I controlli c.d. difensivi, ovverosia volti ad accertare comportamenti illeciti, mancanze e atteggiamenti inidonei rispetto alla normale attività lavorativa, infatti, non sono da reputarsi vietati, specie se rivolti verso un lavoratore che svolga la propria attività al di fuori dei locali aziendali, cioè in luoghi in cui l'interesse a una corretta esecuzione della prestazione lavorativa è di più facile lesione, così come lo è l'immagine aziendale.
Così, con la sentenza numero 20440/2015, depositata il 12 ottobre (qui sotto allegata), i giudici hanno ritenuto legittimo il licenziamento intimato da un datore di lavoro che, con il sistema g.p.s. e con l'ausilio di un'agenzia privata di investigazioni, aveva accertato che il lavoratore, nello svolgimento della propria attività, si concedeva davvero troppe pause caffè, trattenendosi in bar e tavole calde fuori dalla zona di lavoro per colloquiare, ridere e scherzare con i colleghi.

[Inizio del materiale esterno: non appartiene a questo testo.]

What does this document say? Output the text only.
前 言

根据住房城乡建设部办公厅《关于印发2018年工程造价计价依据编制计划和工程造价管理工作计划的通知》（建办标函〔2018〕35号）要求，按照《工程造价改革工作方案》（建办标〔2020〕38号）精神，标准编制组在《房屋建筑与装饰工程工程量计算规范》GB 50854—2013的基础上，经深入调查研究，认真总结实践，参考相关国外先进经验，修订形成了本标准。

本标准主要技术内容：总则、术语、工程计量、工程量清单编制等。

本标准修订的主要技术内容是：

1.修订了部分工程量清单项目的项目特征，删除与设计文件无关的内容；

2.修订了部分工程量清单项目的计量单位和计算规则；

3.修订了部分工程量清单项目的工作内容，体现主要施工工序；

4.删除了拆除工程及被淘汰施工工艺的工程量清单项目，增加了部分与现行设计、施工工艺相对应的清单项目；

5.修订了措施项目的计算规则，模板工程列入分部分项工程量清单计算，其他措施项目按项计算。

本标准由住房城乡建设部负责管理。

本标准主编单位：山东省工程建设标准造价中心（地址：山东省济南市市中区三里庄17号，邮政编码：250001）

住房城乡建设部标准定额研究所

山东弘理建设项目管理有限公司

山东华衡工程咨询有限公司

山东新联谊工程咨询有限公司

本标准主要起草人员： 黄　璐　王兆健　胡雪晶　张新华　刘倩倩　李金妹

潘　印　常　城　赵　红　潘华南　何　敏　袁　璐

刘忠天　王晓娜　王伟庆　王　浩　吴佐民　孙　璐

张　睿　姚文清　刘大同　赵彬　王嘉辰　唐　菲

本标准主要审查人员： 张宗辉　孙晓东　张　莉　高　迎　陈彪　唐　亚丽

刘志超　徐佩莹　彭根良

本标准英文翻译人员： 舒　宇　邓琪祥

La determinazione della collocazione e della durata delle pause, infatti, non può essere rimessa al totale arbitrio del lavoratore e non deve essere di certo confusa con i momenti di soddisfazione delle necessità fisiologiche.
Così, ogni tentativo del dipendente licenziato di far valere l'illegittimità del recesso è risultato vano: per la Corte la lesione del nesso fiduciario che deve legare dipendente e azienda è palese e le tempistiche e le modalità del recesso sono incontestabili.
Il licenziamento va quindi confermato. E il ricorrente si trova costretto a pagare le spese di lite.